Summers were at least as long as the school year. Each day was filled with warm sunshine, countless things to do and time -- so much time. I'll bet your summers were like that, too.
But then we all grew up. We somehow lost all that limitless time, or at least we seemed to.
Though as adults we know summers are just as long -- or short -- as they were when we were children, the fact is that they were, in a sense, longer for us as kids.
Children actually experience time differently than adults. As kids, especially before we learn the intricacies of telling time, we don't think in terms of minutes, hours, weeks, months or years.
We mark of time by what might be called "landmarks" -- events that divide up our day, week, month or year, such as getting up in the morning and going to bed at night.
But we also set our clocks and calendars by other landmarks such as meals, going to school, a trip to the playground or a friend's house, a game, a dip in the pool, our favorite TV show, nightfall, a bedtime story and, of course, holidays and birthdays.

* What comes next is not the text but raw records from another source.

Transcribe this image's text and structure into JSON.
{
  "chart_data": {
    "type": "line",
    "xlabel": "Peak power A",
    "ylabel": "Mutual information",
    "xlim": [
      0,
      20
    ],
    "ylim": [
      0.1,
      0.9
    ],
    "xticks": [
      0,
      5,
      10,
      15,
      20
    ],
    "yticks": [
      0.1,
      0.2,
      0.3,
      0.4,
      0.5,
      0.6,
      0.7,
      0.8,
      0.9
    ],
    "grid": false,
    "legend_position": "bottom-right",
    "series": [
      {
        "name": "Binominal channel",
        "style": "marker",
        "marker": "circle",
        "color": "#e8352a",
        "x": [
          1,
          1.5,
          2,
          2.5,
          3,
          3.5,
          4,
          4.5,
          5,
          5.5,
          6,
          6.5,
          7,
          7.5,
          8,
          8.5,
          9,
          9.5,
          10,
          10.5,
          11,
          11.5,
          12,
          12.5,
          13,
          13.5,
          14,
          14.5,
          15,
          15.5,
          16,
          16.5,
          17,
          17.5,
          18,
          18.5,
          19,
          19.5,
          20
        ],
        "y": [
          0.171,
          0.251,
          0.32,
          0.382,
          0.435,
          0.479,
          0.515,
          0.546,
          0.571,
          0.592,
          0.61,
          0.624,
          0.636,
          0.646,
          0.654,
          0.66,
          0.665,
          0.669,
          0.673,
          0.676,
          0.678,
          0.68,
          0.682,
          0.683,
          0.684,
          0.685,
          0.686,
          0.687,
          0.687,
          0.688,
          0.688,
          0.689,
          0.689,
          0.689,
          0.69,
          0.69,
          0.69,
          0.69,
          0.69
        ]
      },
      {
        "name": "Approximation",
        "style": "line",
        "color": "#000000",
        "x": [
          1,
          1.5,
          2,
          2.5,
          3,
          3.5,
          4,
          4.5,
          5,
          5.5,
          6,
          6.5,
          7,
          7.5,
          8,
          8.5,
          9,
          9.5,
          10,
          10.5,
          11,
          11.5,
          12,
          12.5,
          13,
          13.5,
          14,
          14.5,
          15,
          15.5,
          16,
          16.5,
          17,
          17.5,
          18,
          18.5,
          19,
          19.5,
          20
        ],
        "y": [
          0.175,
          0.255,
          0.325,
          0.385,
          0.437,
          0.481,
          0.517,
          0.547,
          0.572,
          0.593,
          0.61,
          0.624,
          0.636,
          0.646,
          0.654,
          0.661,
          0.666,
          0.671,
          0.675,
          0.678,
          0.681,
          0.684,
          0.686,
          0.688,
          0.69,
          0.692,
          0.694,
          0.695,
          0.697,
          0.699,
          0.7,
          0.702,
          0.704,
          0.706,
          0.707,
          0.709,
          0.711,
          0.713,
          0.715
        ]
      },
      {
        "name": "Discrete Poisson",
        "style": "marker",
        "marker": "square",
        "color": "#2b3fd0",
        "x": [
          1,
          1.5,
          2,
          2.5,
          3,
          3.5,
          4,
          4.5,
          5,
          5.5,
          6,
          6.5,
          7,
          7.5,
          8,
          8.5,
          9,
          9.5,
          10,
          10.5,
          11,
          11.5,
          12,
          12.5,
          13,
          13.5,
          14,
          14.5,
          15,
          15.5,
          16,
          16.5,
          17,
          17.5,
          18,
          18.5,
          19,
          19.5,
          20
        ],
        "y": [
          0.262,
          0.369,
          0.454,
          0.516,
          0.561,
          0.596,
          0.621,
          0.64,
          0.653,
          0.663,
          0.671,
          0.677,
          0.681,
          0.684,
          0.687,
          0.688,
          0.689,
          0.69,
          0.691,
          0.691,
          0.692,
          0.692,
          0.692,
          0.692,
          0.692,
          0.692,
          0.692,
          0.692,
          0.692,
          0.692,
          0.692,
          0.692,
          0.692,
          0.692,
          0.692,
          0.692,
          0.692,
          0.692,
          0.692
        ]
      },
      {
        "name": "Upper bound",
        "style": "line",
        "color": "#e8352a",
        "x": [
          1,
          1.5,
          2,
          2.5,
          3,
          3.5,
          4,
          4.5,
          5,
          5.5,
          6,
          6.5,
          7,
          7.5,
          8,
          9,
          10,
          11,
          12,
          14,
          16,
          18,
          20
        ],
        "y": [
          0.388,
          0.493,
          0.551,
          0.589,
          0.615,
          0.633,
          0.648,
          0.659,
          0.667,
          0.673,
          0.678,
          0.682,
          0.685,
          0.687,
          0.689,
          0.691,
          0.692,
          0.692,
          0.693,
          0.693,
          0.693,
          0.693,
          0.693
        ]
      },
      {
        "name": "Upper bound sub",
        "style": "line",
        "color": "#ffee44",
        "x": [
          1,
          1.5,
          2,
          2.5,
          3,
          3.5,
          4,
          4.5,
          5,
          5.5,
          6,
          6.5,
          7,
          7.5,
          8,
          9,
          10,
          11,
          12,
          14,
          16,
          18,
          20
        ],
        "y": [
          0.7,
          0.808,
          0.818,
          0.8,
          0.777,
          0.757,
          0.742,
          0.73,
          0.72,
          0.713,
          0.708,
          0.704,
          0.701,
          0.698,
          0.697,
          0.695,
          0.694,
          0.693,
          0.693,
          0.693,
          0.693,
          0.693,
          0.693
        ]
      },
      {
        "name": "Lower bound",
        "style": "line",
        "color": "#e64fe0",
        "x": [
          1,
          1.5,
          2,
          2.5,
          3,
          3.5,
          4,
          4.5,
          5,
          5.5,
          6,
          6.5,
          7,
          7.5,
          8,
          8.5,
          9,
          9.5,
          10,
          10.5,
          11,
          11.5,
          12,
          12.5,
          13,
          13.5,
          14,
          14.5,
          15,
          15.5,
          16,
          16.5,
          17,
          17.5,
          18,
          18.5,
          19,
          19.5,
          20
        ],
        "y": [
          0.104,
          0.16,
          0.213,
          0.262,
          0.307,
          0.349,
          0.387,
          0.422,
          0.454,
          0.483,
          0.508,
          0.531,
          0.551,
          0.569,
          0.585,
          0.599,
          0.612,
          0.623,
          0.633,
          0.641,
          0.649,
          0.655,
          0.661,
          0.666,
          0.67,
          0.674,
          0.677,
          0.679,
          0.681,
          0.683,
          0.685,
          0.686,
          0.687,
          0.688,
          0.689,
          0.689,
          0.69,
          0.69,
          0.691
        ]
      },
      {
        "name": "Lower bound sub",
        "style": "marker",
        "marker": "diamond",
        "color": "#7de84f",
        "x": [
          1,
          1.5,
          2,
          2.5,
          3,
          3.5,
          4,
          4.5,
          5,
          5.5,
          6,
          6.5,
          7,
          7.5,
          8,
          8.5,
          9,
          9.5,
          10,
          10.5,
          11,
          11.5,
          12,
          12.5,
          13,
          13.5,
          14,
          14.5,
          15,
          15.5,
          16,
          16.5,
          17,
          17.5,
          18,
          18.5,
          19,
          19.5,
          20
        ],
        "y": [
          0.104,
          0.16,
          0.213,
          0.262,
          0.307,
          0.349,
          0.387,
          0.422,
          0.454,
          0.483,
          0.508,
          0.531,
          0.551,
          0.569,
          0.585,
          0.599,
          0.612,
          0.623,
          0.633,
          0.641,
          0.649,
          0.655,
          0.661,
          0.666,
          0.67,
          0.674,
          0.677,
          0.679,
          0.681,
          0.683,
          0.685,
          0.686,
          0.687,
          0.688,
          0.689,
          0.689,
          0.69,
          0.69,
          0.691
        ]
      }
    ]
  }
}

Such landmarks are usually not specific to a particular time, number of minutes, time of day, month or year, but rather simply mark for us the passage of time.
A half-hour game of tag and two hours in the pool might seem like equal time spent because they made an equal impression on us. There may seem little difference between July and August, or what happened when we were 6 versus when we were 5. And because as children our summer days are often less structured than time during the rest of the year, they do seem to stretch on forever -- from one activity to another, day after day, week after week.
But even during the rest of the year, children still experience time differently. If we think for a moment about how important such landmarks are even for adults, all this is not hard to understand.
We, too, tend to remember best important or dramatic events which mark the passage of time: the Christmas of the Big Blizzard, the year Mom was in the hospital, the day when so and so called, etc.
This all does have some practical value. Parents can get more than a bit frustrated when our children seem to have little, if any, concept of time passing.
When we tell our 7-year-old to "check in an hour from now" and we have to go searching for him after an hour-and-a-half, we often assume that he is either defying us, forgot or didn't listen. But it's quite possible he simply lost track of such "adult" time and got caught up in "kid" time.
When a 3-year-old throws a fit when we cancel the regular bedtime story because we got home too late, we could recall that "too late" has meaning only to us.
When we impatiently explain, for the fourth time, that we're going to the park in 45 minutes, we might remind ourselves that our daughter has no sense of such clock time; she's just waiting for a landmark in her time.
When our children insist that something happened in April that we know took place in March, we can remember that a calendar time only makes sense on paper, and it doesn't have a lot to do with the real world of a child.
One final thought: We might also want to recapture some of our own "kid time" on occasion. I tried it the other weekend. Having plenty to do, but no specific appointments or time commitments, I took off my watch. I also avoided constantly checking every clock I walked by. I just went on with my day. And it did seem longer. I even enjoyed it more. Though it is not something I could do every day, it did feel good.
Summer is just around the corner. How long would you like it to be?